Os pedidos de auxílio-desemprego nos EUA voltaram a chamar a atenção de investidores. Na semana encerrada em 30 de maio, as solicitações iniciais subiram para 225 mil, alta de 13 mil frente à leitura anterior. O resultado ficou acima da expectativa de 211 mil projetada por analistas consultados pela FactSet.
A leitura contrariou o consenso de mercado, que esperava queda. Além disso, a divulgação trouxe uma revisão para baixo do número anterior: 215 mil passaram a 212 mil. Mesmo com o recuo, o incremento da semana recente evidencia uma pressão maior sobre o mercado de trabalho.
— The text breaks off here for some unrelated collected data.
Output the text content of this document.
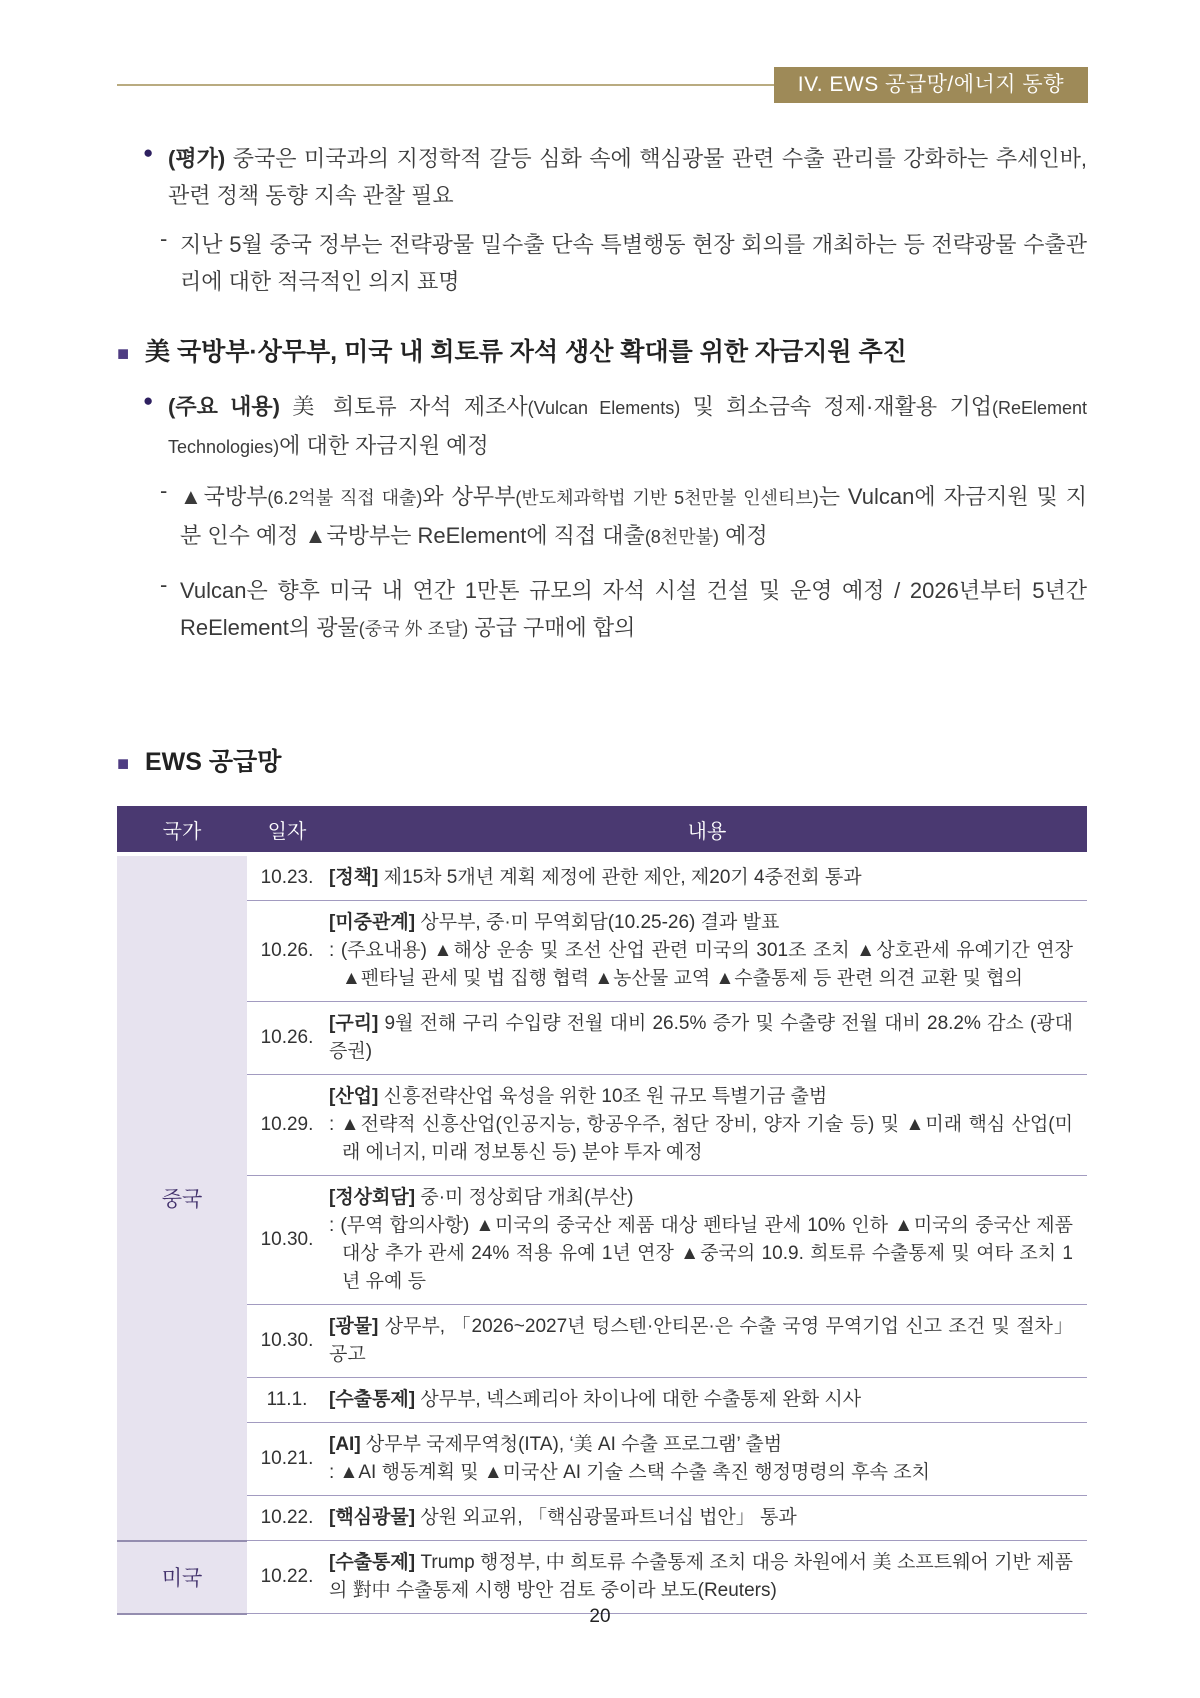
IV. EWS 공급망/에너지 동향
● (평가) 중국은 미국과의 지정학적 갈등 심화 속에 핵심광물 관련 수출 관리를 강화하는 추세인바, 관련 정책 동향 지속 관찰 필요
- 지난 5월 중국 정부는 전략광물 밀수출 단속 특별행동 현장 회의를 개최하는 등 전략광물 수출관리에 대한 적극적인 의지 표명
■ 美 국방부·상무부, 미국 내 희토류 자석 생산 확대를 위한 자금지원 추진
● (주요 내용) 美 희토류 자석 제조사(Vulcan Elements) 및 희소금속 정제·재활용 기업(ReElement Technologies)에 대한 자금지원 예정
- ▲국방부(6.2억불 직접 대출)와 상무부(반도체과학법 기반 5천만불 인센티브)는 Vulcan에 자금지원 및 지분 인수 예정 ▲국방부는 ReElement에 직접 대출(8천만불) 예정
- Vulcan은 향후 미국 내 연간 1만톤 규모의 자석 시설 건설 및 운영 예정 / 2026년부터 5년간 ReElement의 광물(중국 外 조달) 공급 구매에 합의
■ EWS 공급망
국가	일자	내용
중국	10.23.	[정책] 제15차 5개년 계획 제정에 관한 제안, 제20기 4중전회 통과

	10.26.	[미중관계] 상무부, 중·미 무역회담(10.25-26) 결과 발표
: (주요내용) ▲해상 운송 및 조선 산업 관련 미국의 301조 조치 ▲상호관세 유예기간 연장 ▲펜타닐 관세 및 법 집행 협력 ▲농산물 교역 ▲수출통제 등 관련 의견 교환 및 협의

	10.26.	[구리] 9월 전해 구리 수입량 전월 대비 26.5% 증가 및 수출량 전월 대비 28.2% 감소 (광대증권)

	10.29.	[산업] 신흥전략산업 육성을 위한 10조 원 규모 특별기금 출범
: ▲전략적 신흥산업(인공지능, 항공우주, 첨단 장비, 양자 기술 등) 및 ▲미래 핵심 산업(미래 에너지, 미래 정보통신 등) 분야 투자 예정

	10.30.	[정상회담] 중·미 정상회담 개최(부산)
: (무역 합의사항) ▲미국의 중국산 제품 대상 펜타닐 관세 10% 인하 ▲미국의 중국산 제품 대상 추가 관세 24% 적용 유예 1년 연장 ▲중국의 10.9. 희토류 수출통제 및 여타 조치 1년 유예 등

	10.30.	[광물] 상무부, 「2026~2027년 텅스텐·안티몬·은 수출 국영 무역기업 신고 조건 및 절차」 공고

	11.1.	[수출통제] 상무부, 넥스페리아 차이나에 대한 수출통제 완화 시사

	10.21.	[AI] 상무부 국제무역청(ITA), ‘美 AI 수출 프로그램’ 출범
: ▲AI 행동계획 및 ▲미국산 AI 기술 스택 수출 촉진 행정명령의 후속 조치

	10.22.	[핵심광물] 상원 외교위, 「핵심광물파트너십 법안」 통과

미국	10.22.	[수출통제] Trump 행정부, 中 희토류 수출통제 조치 대응 차원에서 美 소프트웨어 기반 제품의 對中 수출통제 시행 방안 검토 중이라 보도(Reuters)
20
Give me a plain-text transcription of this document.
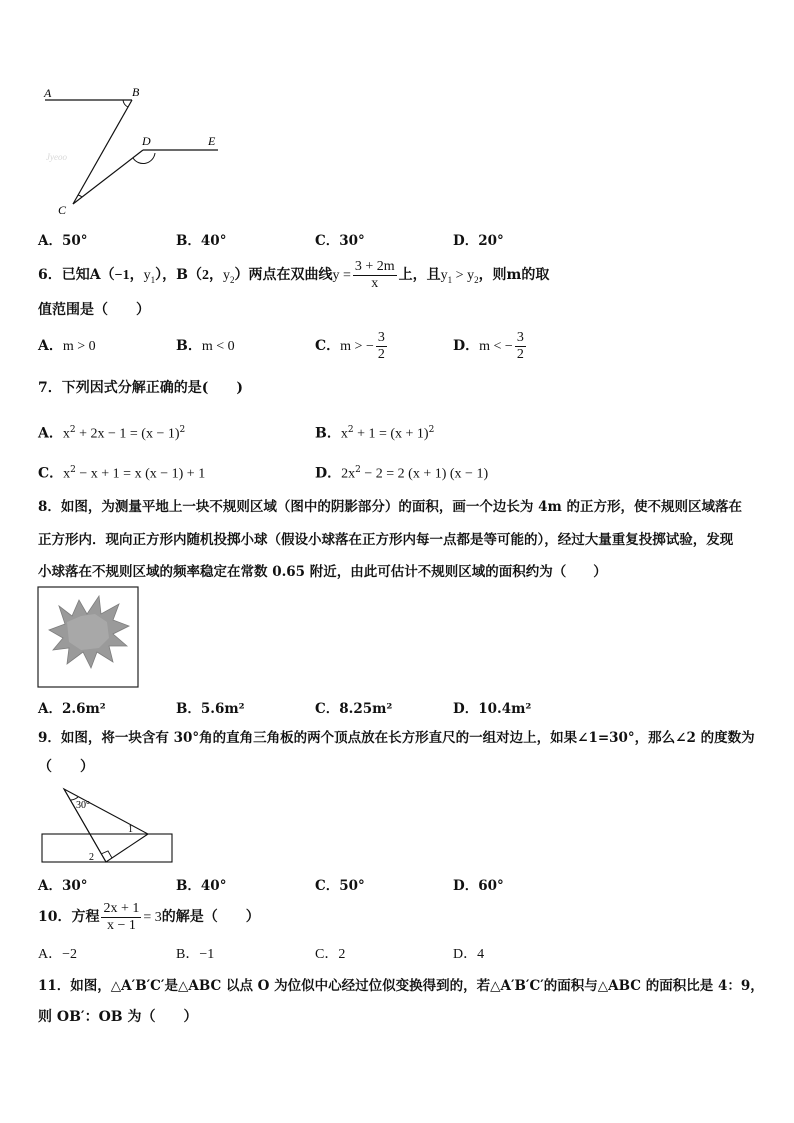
A	B
D	E
C
Jyeoo
A．50°	B．40°	C．30°	D．20°
6．已知A（−1，$y_1$），B（2，$y_2$）两点在双曲线$y = \frac{3 + 2m}{x}$ 上，且$y_1 > y_2$，则m的取
值范围是（　　）
A．m > 0	B．m < 0	C．m > − $\frac{3}{2}$	D．m < − $\frac{3}{2}$
7．下列因式分解正确的是(　　)
A．$x^2 + 2x - 1 = (x - 1)^2$	B．$x^2 + 1 = (x + 1)^2$
C．$x^2 - x + 1 = x$ (x − 1) + 1	D．$2x^2 - 2 = 2$ (x + 1) (x − 1)
8．如图，为测量平地上一块不规则区域（图中的阴影部分）的面积，画一个边长为 4m 的正方形，使不规则区域落在
正方形内．现向正方形内随机投掷小球（假设小球落在正方形内每一点都是等可能的），经过大量重复投掷试验，发现
小球落在不规则区域的频率稳定在常数 0.65 附近，由此可估计不规则区域的面积约为（　　）
A．2.6m²	B．5.6m²	C．8.25m²	D．10.4m²
9．如图，将一块含有 30°角的直角三角板的两个顶点放在长方形直尺的一组对边上，如果∠1=30°，那么∠2 的度数为
（　　）
30°
1
2
A．30°	B．40°	C．50°	D．60°
10．方程 $\frac{2x + 1}{x - 1} = 3$的解是（　　）
A．−2	B．−1	C．2	D．4
11．如图，△A′B′C′是△ABC 以点 O 为位似中心经过位似变换得到的，若△A′B′C′的面积与△ABC 的面积比是 4：9，
则 OB′：OB 为（　　）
Pedidos continuados recuam
O site do Departamento do Trabalho informou ainda que os pedidos continuados caíram em 8 mil, para 1,777 milhão na semana encerrada em 23 de maio. O indicador mede o contingente que segue recebendo o benefício, e a queda sugere que não houve aumento na permanência no programa, mesmo com mais pessoas buscando o seguro-desemprego.
Os dados de pedidos continuados são divulgados com defasagem de uma semana em relação aos iniciais. A leitura permanece próxima de visões de estabilização, mas não representa deterioração acelerada do mercado de trabalho segundo o relatório.